Salute 28 dicembre 2018

Spot risarcimento danni, Tortorella (Consulcesi): «Comunicazione ingannevole e scorretta, presenteremo denuncia a Procura di Roma»

Il Presidente del network che opera nel settore della sanità, , intervistato dall’Ansa, condanna il messaggio pubblicitario di Obiettivo Risarcimento con protagonista Enrica Bonaccorti: «Pubblicità causa grave danno d’immagine per gli operatori del Sistema sanitario nazionale»

«Lo spot in onda è una comunicazione ingannevole e scorretta». Massimo Tortorella, presidente di Consulcesi, network dedicato a chi opera nel mondo medico-sanitario e fornisce tutela legale ai camici bianchi, annuncia in una intervista all’Ansa la presentazione di una denuncia alla Procura di Roma contro lo spot con protagonista Enrica Bonaccorti della società Obiettivo Risarcimento messo in onda anche sulle reti tv della Rai.

Nello spot pubblicitario a pagamento la Bonaccorti afferma: «A tutti può capitare di sbagliare, anche agli ospedali. E in questi casi tutti hanno diritto a un giusto risarcimento. Se pensi di aver avuto un danno chiama Obiettivo Risarcimento. Facciamoci sentire. Ci sono fino a dieci anni di tempo per reclamare quello che ci spetta».  Un messaggio che è stato contestato da molte organizzazioni sindacali mediche e da esponenti del mondo politico.

LEGGI ANCHE: FNOMCeO, “OBIETTIVO DIGNITA'”: I MEDICI LANCIANO PETIZIONE ONLINE CONTRO GLI SPOT CHE SOLLECITANO RISARCIMENTI DANNI IN AMBITO SANITARIO

«Uno spot del genere stimola tensione contro il mondo sanitario – sottolinea Tortorella – e fomenta azioni contro gli operatori sanitari. Queste comunicazioni sono sbagliate e vengono fatte da società il cui unico obiettivo è il riscontro economico».
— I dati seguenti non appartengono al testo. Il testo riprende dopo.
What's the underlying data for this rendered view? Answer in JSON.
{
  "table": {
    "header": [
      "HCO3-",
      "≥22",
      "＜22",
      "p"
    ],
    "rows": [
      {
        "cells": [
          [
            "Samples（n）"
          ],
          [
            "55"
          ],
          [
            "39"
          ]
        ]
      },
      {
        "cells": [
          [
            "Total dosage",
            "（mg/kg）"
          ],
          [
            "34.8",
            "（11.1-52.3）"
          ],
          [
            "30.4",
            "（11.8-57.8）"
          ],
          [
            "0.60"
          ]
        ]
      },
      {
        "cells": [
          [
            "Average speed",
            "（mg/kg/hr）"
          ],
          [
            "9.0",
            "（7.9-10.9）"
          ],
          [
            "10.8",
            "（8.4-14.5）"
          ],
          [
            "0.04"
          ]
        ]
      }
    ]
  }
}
Tortorella specifica inoltre che, stando ai dati ufficiali dei tribunali italiani, «il 97% delle cause intentate in sede civile per risarcimenti in seguito a presunti errori diagnostico-sanitari finisce in un nulla di fatto». E ancora: «La cattiva comunicazione sul Servizio sanitario pubblico è una piaga, il Ssn è un’eccellenza italiana. Uno spot come quello mandato in onda crea un grave danno d’immagine per gli operatori sanitari».